The New York Times’ David Leonhardt argues that Danish Social Democrats succeeded by restricting immigration and suggests other center-left parties may need to follow suit. Yet other recent European left parties have succeeded through a different path.

Spanish Socialist prime minister Pedro Sánchez seen at the Spanish Congress of Deputies in Madrid, Spain, on February 12, 2025. (Alberto Gardin / SOPA Images / LightRocket via Getty Images)


David Leonhardt has written a detailed article for the New York Times arguing that the Danish Social Democrats and their leader, Mette Frederiksen, could be a model for the center left throughout Europe and North America: “Over the past several years, there is arguably not a single high-income country where a center-left party has managed to enact progressive policies and win re-election — with the exception of Denmark.”

Leonhardt goes on to argue that Frederiksen’s party won the political space to carry out those measures by adopting a more restrictive immigration policy. The Danish experience deserves careful analysis in its own right, but I want to take issue here with the wider premise of what Leonhardt has written: the idea that Denmark is a unique example of success during the period since 2019, when Frederiksen contested her first general election as party leader.

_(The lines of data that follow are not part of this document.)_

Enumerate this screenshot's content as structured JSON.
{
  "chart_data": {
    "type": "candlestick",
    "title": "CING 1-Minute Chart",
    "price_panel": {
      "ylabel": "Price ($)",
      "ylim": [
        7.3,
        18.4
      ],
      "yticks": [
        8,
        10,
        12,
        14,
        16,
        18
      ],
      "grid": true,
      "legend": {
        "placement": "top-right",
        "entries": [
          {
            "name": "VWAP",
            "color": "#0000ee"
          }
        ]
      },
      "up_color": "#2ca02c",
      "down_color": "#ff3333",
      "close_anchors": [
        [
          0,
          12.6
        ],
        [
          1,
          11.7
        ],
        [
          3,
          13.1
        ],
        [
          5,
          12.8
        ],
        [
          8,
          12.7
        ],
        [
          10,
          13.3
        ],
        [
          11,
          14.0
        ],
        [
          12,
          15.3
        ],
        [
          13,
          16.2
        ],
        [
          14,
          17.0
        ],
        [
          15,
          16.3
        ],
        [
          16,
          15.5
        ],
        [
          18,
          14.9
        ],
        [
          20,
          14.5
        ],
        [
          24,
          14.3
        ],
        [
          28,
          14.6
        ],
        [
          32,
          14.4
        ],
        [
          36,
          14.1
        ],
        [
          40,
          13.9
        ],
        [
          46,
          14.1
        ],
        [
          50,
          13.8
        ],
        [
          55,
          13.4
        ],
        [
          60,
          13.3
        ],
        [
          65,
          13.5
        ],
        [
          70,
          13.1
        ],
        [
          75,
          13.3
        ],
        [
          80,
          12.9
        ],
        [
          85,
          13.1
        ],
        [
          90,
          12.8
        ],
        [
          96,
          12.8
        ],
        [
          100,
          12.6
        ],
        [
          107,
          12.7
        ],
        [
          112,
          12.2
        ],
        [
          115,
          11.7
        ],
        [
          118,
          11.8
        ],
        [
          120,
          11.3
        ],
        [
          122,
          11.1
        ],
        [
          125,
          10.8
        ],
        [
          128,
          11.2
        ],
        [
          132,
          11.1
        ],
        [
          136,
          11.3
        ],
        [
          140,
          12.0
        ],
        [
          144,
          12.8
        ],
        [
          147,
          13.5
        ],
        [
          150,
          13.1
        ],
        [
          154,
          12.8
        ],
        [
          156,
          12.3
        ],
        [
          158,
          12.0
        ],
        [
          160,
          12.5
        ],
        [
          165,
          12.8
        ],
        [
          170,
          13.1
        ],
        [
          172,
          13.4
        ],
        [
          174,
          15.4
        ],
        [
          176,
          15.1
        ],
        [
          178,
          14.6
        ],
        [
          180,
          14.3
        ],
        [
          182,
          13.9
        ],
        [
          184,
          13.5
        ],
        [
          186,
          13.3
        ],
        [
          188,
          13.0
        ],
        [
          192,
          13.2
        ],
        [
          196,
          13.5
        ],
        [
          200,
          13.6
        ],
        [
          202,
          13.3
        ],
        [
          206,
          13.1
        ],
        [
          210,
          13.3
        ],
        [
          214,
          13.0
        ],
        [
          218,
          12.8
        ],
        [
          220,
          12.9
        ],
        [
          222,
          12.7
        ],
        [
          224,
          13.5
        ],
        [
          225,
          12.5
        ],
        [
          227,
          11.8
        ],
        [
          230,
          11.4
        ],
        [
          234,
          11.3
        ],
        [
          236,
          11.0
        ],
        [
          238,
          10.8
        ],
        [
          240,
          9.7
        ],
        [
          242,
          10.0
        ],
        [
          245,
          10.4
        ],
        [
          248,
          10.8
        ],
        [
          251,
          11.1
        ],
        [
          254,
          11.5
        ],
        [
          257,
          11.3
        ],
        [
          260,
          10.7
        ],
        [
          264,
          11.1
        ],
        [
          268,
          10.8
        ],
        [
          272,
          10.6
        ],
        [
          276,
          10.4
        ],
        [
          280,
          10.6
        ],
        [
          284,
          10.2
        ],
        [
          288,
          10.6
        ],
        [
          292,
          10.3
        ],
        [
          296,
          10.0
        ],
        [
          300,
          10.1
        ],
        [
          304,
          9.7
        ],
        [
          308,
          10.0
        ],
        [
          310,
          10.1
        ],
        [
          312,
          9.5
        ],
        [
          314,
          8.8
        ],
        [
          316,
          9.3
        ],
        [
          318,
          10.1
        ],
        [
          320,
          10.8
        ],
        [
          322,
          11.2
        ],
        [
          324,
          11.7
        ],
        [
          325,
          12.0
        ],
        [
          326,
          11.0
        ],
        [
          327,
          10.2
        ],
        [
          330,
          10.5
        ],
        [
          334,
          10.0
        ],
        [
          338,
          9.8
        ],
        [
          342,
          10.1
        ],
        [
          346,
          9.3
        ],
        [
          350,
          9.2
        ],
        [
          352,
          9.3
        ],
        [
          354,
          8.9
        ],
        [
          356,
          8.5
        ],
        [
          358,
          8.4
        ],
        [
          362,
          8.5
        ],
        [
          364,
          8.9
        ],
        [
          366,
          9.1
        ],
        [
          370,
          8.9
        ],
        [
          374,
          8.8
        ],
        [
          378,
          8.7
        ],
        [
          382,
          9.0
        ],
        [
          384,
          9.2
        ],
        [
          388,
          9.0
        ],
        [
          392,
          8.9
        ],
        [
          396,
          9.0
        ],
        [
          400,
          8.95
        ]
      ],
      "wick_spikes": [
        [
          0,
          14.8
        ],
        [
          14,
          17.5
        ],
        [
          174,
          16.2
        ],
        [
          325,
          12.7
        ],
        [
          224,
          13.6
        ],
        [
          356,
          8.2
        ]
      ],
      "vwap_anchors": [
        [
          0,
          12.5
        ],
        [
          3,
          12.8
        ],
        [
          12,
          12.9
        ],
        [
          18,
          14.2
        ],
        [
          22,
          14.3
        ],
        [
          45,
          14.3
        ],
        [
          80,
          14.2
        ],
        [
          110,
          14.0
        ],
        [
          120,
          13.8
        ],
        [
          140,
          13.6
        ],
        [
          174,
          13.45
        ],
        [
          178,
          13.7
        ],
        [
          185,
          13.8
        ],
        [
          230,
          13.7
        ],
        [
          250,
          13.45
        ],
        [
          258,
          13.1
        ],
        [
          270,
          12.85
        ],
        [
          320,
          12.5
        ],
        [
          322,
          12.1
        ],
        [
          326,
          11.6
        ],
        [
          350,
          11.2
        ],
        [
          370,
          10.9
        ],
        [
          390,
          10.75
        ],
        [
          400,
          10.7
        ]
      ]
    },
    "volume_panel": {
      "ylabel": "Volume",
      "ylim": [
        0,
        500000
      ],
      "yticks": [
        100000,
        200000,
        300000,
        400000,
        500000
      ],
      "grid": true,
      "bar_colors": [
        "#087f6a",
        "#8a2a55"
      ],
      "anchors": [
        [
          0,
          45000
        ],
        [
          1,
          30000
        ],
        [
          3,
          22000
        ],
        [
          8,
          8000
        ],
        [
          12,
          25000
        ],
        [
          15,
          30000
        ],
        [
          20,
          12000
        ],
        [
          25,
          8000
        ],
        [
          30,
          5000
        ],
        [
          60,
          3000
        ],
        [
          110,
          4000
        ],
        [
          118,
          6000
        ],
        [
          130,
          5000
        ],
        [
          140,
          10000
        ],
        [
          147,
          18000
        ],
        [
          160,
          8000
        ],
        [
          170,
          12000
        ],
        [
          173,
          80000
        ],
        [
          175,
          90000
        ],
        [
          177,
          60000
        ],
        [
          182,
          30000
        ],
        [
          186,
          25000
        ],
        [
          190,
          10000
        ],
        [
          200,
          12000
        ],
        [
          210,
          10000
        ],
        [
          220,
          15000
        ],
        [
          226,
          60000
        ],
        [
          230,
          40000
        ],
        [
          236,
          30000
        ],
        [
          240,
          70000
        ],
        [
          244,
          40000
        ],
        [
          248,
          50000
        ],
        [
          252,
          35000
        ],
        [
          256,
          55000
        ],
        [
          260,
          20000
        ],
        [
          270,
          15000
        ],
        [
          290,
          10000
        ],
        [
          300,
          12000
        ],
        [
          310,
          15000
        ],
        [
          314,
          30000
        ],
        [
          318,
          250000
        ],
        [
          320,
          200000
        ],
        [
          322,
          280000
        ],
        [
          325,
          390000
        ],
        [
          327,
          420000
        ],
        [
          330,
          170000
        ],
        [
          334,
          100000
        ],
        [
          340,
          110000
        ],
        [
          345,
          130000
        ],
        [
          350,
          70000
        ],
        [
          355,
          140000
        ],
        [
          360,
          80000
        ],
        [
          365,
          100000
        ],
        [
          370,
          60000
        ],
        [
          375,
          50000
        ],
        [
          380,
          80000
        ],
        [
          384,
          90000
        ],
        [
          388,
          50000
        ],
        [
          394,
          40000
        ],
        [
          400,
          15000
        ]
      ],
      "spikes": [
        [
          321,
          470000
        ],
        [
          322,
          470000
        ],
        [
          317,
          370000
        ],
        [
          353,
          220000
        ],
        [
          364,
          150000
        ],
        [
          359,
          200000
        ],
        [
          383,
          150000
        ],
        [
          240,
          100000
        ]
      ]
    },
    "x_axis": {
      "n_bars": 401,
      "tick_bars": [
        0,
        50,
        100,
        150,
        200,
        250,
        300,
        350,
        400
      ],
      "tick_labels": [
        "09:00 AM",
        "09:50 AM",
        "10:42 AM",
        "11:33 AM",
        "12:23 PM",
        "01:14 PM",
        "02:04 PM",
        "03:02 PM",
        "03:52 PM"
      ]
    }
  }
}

In fact, there are two other West European countries where center-left parties have been reelected in that time frame after carrying out undeniably progressive policies: Spain and Portugal. Like Frederiksen and the Danish Social Democrats, the Spanish and Portuguese Socialists had to work with other parties to form a government. In both cases, an alliance with the radical left was the foundation stone for these successes.